Abstract
Recurrent PGE2-induced proliferation of CSCs leads to bladder cancer chemoresistance.
Major finding: Recurrent PGE2-induced proliferation of CSCs leads to bladder cancer chemoresistance.
Mechanism: Chemotherapy-induced apoptosis stimulates a PGE2/COX2 wound-healing response and CSC repopulation.
Impact: Early PGE2/COX2 inhibition during cytotoxic chemotherapy abrogates bladder cancer chemoresistance.

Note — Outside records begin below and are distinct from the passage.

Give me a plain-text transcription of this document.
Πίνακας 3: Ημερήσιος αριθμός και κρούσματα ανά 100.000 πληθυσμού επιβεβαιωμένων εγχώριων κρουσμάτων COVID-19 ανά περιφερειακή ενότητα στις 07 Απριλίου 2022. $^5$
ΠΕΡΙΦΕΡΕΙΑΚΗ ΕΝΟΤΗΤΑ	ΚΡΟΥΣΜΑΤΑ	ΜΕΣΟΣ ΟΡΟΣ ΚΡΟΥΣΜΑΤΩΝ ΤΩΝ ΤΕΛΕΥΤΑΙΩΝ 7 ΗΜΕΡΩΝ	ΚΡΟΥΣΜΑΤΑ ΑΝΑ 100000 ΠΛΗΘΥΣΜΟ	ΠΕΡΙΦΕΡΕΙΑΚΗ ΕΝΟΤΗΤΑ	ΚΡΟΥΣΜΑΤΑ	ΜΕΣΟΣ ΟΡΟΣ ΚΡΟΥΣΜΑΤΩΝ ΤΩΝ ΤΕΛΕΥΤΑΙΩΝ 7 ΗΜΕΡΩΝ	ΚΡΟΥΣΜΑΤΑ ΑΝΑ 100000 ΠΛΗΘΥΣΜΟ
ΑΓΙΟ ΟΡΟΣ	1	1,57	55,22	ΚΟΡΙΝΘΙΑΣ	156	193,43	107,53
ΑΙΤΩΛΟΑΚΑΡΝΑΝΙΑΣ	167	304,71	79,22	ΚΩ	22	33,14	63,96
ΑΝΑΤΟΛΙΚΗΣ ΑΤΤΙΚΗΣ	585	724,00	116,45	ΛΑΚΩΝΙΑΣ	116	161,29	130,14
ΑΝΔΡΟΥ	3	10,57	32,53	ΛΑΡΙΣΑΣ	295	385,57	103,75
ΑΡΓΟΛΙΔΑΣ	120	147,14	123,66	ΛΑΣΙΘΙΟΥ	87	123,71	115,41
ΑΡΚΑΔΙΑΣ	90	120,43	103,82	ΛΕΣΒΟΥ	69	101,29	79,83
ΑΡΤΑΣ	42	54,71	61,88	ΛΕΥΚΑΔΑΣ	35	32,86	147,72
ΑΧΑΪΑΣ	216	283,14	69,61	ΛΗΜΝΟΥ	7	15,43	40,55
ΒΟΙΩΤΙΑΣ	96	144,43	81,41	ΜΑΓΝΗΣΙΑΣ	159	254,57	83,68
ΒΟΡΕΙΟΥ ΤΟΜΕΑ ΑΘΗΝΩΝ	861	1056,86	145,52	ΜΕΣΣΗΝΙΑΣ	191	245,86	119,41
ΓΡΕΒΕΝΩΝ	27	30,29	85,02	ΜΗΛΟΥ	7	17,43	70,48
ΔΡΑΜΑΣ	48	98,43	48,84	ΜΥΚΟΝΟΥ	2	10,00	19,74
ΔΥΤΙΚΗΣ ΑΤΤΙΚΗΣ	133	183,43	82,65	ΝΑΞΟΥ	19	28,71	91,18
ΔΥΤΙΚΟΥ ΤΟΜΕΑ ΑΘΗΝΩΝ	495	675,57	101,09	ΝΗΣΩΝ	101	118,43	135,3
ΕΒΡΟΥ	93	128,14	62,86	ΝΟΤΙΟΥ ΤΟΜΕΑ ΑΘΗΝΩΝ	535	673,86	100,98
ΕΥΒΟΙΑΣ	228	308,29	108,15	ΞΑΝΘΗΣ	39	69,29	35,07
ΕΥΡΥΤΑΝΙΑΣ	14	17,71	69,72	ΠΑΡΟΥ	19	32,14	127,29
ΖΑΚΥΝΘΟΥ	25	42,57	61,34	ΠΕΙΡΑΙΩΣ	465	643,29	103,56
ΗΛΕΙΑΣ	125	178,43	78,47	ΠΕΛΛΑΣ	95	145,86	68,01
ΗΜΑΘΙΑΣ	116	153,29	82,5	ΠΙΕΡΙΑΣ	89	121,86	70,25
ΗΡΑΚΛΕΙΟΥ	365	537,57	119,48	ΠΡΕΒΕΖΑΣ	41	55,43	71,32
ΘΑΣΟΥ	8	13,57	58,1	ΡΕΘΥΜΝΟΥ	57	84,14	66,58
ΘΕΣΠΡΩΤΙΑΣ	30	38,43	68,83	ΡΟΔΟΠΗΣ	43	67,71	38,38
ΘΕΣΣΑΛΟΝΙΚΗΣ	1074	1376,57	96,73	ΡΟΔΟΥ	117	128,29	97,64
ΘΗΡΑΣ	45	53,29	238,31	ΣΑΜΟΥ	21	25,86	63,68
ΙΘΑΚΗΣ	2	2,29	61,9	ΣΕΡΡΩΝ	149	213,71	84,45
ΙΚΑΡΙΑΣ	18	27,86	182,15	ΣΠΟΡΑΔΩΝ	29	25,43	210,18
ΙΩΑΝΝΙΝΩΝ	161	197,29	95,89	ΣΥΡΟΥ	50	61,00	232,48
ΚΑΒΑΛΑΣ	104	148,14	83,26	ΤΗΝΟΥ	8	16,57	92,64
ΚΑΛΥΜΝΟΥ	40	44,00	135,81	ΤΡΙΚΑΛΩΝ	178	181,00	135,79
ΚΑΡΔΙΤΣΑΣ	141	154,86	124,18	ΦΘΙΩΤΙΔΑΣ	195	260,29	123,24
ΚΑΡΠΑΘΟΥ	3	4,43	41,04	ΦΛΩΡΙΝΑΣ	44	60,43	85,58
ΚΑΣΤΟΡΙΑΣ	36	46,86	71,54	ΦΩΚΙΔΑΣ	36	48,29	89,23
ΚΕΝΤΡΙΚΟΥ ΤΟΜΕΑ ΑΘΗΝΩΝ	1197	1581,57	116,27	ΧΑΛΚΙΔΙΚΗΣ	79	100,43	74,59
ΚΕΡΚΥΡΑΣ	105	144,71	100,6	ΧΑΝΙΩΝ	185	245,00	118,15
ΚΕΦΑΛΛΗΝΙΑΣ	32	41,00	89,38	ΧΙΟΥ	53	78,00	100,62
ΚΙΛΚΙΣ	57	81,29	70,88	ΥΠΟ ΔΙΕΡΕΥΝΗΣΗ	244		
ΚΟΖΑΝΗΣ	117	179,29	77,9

Many advanced carcinomas, including bladder urothelial carcinomas, are treated using multiple cycles of cytotoxic chemotherapy aimed at killing unsynchronized proliferating cancer cells while allowing normal tissues to recover between cycles. However, over time, a subset of patients progressively becomes unresponsive due to repopulation of cancer stem cells (CSC) that have a survival advantage. Using bladder carcinoma xenografts, Kurtova and colleagues found that gemcitabine/cisplatin chemotherapy treatment resulted in enrichment of undifferentiated cytokeratin 14–positive (CK14+) cancer cells with sphere-forming and tumorigenic potential, consistent with a CSC survival advantage. Unexpectedly, these CK14+ cancer cells actively proliferated in response to chemotherapy-induced apoptosis in vitro. These findings were validated in vivo via pulse-chase double labeling, revealing that quiescent label-retaining CK14+ cancer cells were actively recruited to undergo cell division after chemotherapy treatment. Mechanistically, the hormone-like lipid prostaglandin E2 (PGE2) and the enzyme that mediates PGE2 production, cyclooxygenase-2 (COX2), were increased in response to chemotherapy-induced apoptosis of proliferative cells, which stimulated neighboring CK14+ cancer cells to repopulate residual tumors. PGE2-containing supernatant from chemotherapy-treated cells induced sphere formation of CSCs, whereas a PGE2-neutralizing antibody and the COX2 inhibitor celecoxib reduced sphere formation. Furthermore, combination treatment with celecoxib and chemotherapy reduced the expansion of CK14+ cancer cells, enhanced responsiveness to successive chemotherapy treatment cycles, and diminished metastasis to the lung in mice harboring advanced bladder cancer xenografts, including a primary tumor derived from a patient who was resistant to chemotherapy. In addition, expression profiling of chemoresistant bladder carcinomas demonstrated a wound-response gene signature, including upregulation of COX2, which was abolished by combination treatment with celecoxib. Together, these findings highlight a mechanism of progressive chemoresistance in which CSCs actively proliferate upon recurrent cytotoxic chemotherapy treatment, reminiscent of wound-healing responses, and suggest that inhibition of PGE2/COX2 signaling may abrogate tumor repopulation.